In evangelical mission schools, test scores don’t feature in the mission statement, and kids aren’t competing for precocious claims to genius. Instead, they’re taught to aim for humility and service. They are lined up behind the missionary parents who brought them—pioneering folks who show up in Burundi after a civil war and Liberia after Charles Taylor. These are groups that install wells and clinics, that drum up $500 here and there—they are human instruments of good-will. And it seems right to me that at an age when they can take themselves to the bathroom and drink from a cup, my kids should start seeing themselves this way. They are instruments through which God wants good things to be done.

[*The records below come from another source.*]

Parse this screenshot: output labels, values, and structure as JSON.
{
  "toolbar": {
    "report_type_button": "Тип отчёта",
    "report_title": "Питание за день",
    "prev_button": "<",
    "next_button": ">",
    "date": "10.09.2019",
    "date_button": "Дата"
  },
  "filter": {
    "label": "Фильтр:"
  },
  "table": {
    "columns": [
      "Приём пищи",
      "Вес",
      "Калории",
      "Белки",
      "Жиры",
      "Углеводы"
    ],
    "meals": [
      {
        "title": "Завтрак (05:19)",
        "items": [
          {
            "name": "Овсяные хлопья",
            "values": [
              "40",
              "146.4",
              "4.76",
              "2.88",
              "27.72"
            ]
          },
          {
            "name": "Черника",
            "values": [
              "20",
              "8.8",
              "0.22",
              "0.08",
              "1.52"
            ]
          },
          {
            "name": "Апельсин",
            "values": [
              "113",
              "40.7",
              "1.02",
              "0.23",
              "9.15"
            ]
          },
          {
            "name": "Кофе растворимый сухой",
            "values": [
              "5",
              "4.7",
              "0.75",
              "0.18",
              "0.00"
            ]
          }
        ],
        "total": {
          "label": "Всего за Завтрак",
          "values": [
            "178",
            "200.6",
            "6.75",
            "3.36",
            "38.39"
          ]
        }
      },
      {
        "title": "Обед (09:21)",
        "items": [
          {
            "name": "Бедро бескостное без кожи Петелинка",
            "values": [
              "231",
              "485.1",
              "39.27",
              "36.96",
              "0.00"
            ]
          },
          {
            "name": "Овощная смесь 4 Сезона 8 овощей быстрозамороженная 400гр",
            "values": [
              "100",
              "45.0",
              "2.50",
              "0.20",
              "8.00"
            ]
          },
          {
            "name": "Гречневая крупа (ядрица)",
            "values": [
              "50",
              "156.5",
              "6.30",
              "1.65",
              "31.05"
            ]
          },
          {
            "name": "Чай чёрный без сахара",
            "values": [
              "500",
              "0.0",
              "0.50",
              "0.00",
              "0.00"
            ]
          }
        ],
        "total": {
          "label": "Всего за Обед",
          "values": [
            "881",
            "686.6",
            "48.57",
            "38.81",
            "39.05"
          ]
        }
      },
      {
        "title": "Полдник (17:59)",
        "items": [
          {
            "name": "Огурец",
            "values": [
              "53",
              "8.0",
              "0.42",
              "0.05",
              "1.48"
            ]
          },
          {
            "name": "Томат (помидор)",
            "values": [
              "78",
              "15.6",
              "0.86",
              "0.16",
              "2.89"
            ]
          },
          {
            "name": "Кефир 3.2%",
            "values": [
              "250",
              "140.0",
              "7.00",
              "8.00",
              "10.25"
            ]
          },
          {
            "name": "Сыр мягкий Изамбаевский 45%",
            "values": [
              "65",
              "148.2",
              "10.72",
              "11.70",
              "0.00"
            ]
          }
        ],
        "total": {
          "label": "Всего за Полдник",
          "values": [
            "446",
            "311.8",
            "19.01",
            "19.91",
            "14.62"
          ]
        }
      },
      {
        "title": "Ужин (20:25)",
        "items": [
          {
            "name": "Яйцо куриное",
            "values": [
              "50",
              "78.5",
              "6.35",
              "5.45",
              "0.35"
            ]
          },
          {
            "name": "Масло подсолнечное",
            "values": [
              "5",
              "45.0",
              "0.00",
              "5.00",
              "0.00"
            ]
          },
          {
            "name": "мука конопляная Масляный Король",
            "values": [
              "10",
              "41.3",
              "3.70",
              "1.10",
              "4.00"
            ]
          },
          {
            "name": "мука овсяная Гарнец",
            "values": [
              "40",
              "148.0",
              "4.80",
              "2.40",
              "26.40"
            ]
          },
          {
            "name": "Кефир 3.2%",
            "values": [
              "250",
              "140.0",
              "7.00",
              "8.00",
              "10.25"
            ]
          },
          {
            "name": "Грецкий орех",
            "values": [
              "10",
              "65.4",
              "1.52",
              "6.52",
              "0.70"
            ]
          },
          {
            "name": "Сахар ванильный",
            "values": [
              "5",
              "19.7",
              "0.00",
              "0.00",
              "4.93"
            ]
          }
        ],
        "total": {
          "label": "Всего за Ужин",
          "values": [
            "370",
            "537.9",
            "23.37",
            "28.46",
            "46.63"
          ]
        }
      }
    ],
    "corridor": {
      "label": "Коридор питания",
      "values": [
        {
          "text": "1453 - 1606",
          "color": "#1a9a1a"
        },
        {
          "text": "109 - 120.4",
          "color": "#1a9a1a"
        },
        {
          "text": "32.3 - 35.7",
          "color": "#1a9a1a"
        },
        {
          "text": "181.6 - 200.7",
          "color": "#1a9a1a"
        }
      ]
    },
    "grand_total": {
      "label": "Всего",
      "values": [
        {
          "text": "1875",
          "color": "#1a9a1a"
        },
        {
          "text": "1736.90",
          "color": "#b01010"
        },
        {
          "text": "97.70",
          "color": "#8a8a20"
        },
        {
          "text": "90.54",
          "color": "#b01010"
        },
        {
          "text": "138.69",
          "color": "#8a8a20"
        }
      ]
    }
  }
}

That’s a wholesome, heart-felt message for kids to sing about in chapel, no matter what grade they’re in. For me as the mom, though, the day-to-day challenge is, what am I supposed to do to make that happen? I’m kind of on the fence on that one. For the past few months, I’ve been pounding the nightly violin lessons, hammering my own math and grammar drills, I fidget around at work from time to time looking up one tutor or another online. Why don’t I home school them? I think I’d strangle them, and then they’d hate me after the first day. I’m embarrassed to say, there’s a little too much in the now-much-maligned Tiger Mother that rings true to me (and here all the backlash against her).
No, if there’s anything I should be taking from Stephen Hawking, it’s that grand, unified theories of everything are hard to come by in one lifetime. He’s an amazing super-brain. Tika thinks he looks like James Bond in a wheel-chair. (If he didn’t have Lou Gehrig’s disease, he’d probably be a real cocky ass. Even withstanding his handicap, he has dumped and replaced several wives.) And yet his quest to fit everything logically into one mega-theory in his own lifetime is dogged by the limits of the everyday. He is getting weaker and suffers from pneumonia, he can’t travel like he used to. Much as he doesn’t like it, he may die in a universe that’s only understood by partial theories.